By paying attention to these methods, the 2016 workshop proposes to think about documentary cinema as a gesture of hospitality, a shelter, and a space for a framework of shared experience and images. When the ambition to be political is lodged in the crevices of the ordinary.

Christophe Postic and Monique Peyrière (4)

1. Gilles Deleuze, L’Image-Temps. Cinéma 2, Éditions de Minuit, 1985, p. 201.
2. Ibid., p. 7.
3. Ibid., p. 198.
4. Monique Peyrière is a researcher at the Centre Pierre Naville, Université d’Évry and associate researcher at the Centre Edgar Morin (EHESS/CNRS). The Centre Pierre Naville and the Image and Society Master’s programme at the Université d’Évry are partners of the workshop.


WORKSHOP TIMELINE

Monday morning:
– Presentation of the workshops.
– Presentation of two films in progress by Manon Ott and Grégory Cohen.
Working in Les Mureaux (Paris suburb) for five years doing research, film and photo workshops with the inhabitants of a poor neighbourhood where they also lived, they are preparing two films, one documentary (Les Cendres et la Braise), the other fiction (T’es mort dans le film).
– Screening of excerpts of the film in progress by Manon Ott, Les Cendres et la Braise,
A political and poetic portrait of this working class area in transition, the film sets out to meet its inhabitants, their words and their searches for liberty.

Monday afternoon:
– Screening of excerpts from the workshops and the film in progress by Grégory Cohen, T’es mort dans le film.
Between fiction and documentary, the film was conceived in a video workshop with teenagers from a neighbourhood of Les Mureaux on the subject of relationships between girls and boys. The screening will provide the opportunity to discuss their method of co-writing a fiction with those who act their own roles to explore a subject as taboo as love in a housing estate.
– Presentation of the film in progress by Clémence Ancelin, Le cri est toujours le début d’un chant, made in a closed educational facility for repeat offender minors.
Screening of This Is Not a Film, accompanied by Laureline Delom.

Monday evening:
– Screening of Flacky et Camarades by Aaron Sievers.

Tuesday morning:
– Debate on Flacky et Camarades.
– Screening of On ira à Neuilly inch’Allah by Anna Salzberg and Mehdi Ahoudig.

Tuesday afternoon:
– Screening of Une tempête... by the groupe d’entraide mutuelle Les Envolées.
– Screening of Qui suis-je ? Marseille 1990 by La Parole errante, directed by Hélène Châtelain.
– General discussion.

Tuesday evening:
– Screening of Boys in Wolve’s Disguise by Vincent Pouplard, accompanied by the director.
– Screening of The Cool World by Shirley Clarke.
Screening accessible without a registration.

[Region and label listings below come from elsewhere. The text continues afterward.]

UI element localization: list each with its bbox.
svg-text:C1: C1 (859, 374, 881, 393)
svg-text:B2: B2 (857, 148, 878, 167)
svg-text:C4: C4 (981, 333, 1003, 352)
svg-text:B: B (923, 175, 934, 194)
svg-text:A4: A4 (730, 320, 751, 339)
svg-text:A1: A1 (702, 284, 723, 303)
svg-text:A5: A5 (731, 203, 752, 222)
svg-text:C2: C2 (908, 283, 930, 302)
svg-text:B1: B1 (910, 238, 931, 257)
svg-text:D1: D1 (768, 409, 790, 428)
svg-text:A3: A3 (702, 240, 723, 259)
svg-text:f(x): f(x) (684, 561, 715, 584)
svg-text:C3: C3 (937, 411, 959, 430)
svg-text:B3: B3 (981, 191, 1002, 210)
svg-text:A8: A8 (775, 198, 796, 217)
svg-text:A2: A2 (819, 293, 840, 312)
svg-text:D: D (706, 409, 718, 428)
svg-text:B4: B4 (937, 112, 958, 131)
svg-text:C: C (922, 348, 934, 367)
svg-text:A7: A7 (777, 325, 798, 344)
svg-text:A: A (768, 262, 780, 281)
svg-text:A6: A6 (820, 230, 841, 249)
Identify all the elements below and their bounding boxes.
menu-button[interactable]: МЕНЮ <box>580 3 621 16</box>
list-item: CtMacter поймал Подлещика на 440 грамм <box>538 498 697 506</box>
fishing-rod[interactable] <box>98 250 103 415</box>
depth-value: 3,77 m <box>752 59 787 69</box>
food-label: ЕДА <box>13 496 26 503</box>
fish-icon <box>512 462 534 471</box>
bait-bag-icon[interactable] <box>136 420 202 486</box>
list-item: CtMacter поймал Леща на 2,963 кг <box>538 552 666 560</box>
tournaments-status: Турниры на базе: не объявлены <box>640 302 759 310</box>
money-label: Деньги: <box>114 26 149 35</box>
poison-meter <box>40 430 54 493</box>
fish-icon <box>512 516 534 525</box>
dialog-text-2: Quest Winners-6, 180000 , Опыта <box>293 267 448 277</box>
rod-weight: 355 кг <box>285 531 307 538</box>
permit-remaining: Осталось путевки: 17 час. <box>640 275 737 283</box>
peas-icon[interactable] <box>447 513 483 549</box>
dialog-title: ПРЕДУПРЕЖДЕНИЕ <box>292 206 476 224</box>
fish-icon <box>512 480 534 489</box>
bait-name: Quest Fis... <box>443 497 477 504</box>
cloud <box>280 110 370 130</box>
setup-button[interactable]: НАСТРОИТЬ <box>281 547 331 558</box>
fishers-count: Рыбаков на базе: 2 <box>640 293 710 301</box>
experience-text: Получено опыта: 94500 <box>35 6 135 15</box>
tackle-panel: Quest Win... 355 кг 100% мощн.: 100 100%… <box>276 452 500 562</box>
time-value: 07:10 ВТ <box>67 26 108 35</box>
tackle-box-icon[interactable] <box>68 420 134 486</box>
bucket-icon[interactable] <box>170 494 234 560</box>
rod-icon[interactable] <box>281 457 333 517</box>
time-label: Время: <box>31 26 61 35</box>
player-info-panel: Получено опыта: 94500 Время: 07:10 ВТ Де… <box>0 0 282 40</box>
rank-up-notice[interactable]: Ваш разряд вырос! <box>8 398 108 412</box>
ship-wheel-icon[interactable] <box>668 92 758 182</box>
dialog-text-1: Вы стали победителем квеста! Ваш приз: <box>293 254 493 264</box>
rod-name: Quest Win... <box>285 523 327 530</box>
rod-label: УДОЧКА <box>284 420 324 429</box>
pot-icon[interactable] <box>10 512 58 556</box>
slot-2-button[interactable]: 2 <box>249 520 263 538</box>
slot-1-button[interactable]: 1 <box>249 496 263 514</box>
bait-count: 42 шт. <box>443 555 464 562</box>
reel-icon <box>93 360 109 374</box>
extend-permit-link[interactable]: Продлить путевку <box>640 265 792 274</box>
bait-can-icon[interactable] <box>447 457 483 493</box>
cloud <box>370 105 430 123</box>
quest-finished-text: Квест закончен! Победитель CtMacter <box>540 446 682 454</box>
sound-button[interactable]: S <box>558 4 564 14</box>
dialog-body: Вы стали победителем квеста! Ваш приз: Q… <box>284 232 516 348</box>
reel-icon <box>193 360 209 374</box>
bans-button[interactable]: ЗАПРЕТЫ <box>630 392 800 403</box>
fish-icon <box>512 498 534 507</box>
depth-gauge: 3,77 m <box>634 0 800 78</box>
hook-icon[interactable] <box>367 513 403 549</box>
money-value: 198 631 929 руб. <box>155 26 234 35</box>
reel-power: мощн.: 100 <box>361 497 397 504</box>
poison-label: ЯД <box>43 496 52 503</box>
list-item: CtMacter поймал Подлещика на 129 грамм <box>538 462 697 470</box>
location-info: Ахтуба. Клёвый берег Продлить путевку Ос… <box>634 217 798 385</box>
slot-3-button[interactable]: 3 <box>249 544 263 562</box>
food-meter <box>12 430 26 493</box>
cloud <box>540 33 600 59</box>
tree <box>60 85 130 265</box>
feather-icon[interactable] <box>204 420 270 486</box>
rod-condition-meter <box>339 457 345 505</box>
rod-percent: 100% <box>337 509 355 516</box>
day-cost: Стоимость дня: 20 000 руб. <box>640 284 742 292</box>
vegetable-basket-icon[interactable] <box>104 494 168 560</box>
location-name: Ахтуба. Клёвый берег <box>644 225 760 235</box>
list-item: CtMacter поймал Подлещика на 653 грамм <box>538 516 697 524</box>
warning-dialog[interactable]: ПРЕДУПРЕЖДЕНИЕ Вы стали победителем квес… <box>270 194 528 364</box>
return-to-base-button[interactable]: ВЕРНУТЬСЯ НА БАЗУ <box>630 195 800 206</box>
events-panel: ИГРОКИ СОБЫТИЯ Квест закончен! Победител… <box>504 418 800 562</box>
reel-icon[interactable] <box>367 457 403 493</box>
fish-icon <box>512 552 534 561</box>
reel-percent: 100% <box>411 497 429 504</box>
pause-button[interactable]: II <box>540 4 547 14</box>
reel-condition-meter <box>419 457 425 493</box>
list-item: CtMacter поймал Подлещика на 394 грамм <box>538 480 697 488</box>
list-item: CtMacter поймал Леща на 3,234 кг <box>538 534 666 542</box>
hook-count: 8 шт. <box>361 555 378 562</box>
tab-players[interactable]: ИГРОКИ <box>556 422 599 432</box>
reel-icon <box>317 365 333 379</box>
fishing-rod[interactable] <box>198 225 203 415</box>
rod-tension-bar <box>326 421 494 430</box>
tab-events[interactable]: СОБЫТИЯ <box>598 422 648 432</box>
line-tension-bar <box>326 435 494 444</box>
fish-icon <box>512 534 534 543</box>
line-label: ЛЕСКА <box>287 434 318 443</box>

Workshop moderated by Christophe Postic and Monique Peyrière.
With Manon Ott and Grégory Cohen (filmmakers and researchers at the Centre Pierre Naville of the Université d’Évry), Clémence Ancelin (filmmaker), Laureline Delom (editor), Aaron Sievers (filmmaker), Anna Salzberg and Mehdi Ahoudig (filmmakers), GEM (groupe d’entraide mutuelle) Les Envolées and Vincent Pouplard (filmmaker).